Let's take tetragonal "80.65 80.65 39.20 90.00 90.00 90.00" as the first guess.

View diffraction images

"View hits" in the right-click menu launches the hdfsee viewer in CrystFEL with several extensions.

Screen shot of hdfsee

If indexing has been started, the stream file is loaded. Otherwise, only the image file is loaded. With the stream file, a table is displayed. Here, you can sort images by resolution or number of spots. By clicking a row, the selected image can be displayed.

Key bindings are as follows:

  • F3 or [View]-[Set binning]
    change binning. 2 by default. 1 shows the image in the original size
  • F5 or [View]-[Boost intensity]
    bigger numbers will darken the image
  • F8 or [View]-[Features]
    mark detected spots by black circles, predicted (integrated) spots by red circles
  • F9 or [View]-[Resolution Rings]
    show resolution rings

Because the diffraction geometry has not been optimized yet, the spots tend to be over-predicted to compensate for positional errors.
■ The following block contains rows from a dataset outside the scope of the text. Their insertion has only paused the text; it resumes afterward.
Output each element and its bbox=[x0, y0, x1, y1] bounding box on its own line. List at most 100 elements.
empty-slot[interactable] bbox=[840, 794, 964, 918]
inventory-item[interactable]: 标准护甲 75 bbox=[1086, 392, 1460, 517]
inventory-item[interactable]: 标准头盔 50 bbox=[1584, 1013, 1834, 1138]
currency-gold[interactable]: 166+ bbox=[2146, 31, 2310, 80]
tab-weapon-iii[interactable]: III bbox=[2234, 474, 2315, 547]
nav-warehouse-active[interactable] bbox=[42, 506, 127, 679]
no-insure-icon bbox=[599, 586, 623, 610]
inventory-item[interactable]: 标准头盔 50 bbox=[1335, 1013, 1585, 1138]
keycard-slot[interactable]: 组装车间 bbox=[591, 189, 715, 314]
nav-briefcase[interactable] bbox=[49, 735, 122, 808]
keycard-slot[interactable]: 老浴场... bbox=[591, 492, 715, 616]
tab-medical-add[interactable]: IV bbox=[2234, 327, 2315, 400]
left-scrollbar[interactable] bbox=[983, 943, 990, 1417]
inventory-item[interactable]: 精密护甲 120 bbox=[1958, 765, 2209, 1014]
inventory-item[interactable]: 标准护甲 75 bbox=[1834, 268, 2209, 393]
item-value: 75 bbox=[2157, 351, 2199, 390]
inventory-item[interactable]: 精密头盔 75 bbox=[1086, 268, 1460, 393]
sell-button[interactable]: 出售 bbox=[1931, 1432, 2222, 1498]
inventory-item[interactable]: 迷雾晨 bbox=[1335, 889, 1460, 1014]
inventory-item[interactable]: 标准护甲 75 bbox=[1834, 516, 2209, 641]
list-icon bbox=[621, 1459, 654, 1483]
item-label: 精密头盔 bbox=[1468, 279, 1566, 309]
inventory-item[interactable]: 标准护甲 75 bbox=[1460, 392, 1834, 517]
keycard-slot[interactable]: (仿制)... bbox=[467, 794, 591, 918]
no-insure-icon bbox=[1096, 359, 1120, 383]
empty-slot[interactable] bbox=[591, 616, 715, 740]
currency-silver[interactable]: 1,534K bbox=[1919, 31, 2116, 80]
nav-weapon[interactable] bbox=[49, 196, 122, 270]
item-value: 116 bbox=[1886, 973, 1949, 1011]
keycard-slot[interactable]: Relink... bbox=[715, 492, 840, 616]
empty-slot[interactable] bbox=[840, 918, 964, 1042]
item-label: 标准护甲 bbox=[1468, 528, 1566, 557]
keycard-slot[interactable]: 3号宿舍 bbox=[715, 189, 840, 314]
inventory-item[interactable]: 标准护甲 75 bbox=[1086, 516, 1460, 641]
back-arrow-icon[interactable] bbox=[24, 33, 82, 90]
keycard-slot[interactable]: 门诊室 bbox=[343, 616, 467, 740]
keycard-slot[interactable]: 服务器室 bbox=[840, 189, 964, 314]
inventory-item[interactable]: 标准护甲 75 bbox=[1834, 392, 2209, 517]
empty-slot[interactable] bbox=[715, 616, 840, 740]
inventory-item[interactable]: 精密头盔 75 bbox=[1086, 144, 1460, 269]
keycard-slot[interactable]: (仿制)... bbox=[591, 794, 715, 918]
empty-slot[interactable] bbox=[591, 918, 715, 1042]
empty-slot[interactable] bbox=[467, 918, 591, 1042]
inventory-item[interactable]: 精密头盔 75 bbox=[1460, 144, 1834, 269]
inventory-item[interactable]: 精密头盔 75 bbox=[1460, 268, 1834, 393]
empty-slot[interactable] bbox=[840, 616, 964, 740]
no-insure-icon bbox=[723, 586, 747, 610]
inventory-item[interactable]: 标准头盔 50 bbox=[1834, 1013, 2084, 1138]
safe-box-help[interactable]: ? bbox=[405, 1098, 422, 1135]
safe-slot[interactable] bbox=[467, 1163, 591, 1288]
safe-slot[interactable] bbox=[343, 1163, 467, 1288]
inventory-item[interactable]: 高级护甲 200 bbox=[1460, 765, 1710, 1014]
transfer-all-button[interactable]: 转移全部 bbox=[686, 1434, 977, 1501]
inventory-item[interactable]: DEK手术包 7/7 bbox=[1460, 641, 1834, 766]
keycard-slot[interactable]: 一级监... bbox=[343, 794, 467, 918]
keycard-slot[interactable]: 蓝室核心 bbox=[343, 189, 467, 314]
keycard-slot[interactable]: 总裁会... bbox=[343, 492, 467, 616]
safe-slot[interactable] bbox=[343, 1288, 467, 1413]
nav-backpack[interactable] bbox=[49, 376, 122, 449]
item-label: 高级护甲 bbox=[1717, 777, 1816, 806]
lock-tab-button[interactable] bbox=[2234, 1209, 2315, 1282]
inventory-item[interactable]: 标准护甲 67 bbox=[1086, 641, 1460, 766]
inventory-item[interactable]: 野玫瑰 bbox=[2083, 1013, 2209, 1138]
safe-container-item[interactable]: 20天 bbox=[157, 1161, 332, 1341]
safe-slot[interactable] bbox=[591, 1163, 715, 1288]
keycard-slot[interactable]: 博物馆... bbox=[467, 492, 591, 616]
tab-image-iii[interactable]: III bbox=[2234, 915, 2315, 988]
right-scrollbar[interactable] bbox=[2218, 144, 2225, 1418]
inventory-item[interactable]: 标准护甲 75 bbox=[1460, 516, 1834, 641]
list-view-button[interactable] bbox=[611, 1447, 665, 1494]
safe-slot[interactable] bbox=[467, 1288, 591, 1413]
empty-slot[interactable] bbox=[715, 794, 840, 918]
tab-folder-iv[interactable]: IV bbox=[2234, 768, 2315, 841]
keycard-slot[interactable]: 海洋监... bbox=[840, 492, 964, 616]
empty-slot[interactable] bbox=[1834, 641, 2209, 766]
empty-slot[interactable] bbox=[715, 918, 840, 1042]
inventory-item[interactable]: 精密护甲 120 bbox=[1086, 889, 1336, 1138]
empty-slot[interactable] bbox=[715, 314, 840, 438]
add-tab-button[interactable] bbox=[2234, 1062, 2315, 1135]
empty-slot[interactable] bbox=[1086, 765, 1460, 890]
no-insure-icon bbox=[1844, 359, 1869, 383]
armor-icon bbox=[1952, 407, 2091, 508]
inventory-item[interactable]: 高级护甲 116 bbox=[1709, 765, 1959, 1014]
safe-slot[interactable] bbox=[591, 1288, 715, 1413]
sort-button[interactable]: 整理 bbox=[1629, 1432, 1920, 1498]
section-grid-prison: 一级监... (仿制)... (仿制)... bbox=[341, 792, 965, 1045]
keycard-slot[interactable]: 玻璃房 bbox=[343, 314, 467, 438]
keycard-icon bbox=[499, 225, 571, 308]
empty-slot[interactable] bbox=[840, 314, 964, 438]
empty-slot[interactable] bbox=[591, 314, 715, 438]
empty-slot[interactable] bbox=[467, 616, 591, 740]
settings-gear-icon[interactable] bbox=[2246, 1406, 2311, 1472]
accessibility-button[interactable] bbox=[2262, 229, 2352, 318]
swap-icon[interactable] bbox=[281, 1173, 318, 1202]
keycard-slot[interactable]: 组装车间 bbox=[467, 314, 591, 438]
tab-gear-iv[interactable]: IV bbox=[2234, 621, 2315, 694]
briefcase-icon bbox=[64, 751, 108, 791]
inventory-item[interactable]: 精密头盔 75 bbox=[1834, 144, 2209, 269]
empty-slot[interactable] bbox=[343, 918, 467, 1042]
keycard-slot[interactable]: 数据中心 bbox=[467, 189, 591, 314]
Note that even when multiple rows are selected, you can examine images and cell parameters of a single run alone.

TODO Fix this

Examine the output

In your work directory, you will find these files and directories:

  • 266702-0/
    • 266702.geom (CrystFEL geometry)
    • 209060-dark.h5 (Dark average)
    • 209060-geom.h5 (Cheetah geometry)
    • run266702-0.h5 (hit images)
    • ... (other log files)
  • 266702-1/
    • run266702-1.h5
    • ...
  • 266702-2/
    • run266702-2.h5
    • ...
  • 266703-0/
    • 266703.geom
    • run266703-0.h5
    • ...
  • 266703-1/
    • run266703-1.h5
    • ...
  • 266703-2/
    • run266703-2.h5
    • ...
  • 266704-0/...
  • 266704-1/...
  • 266704-2/...
  • ...

All hit images in a processing batch are packed into a big HDF5 file (runXXXXXX-Y.h5) to reduce file system overhead.

The images had (1) dark current subtracted and (2) detector gains normalized. (2) means that 1 photon corresponds to 10 counts. In other words, the detector gain is 10 by definition.

Although geometry files are generated in each folder, they are all the same; you can use any of them. The detector geometry is constant during your beamtime.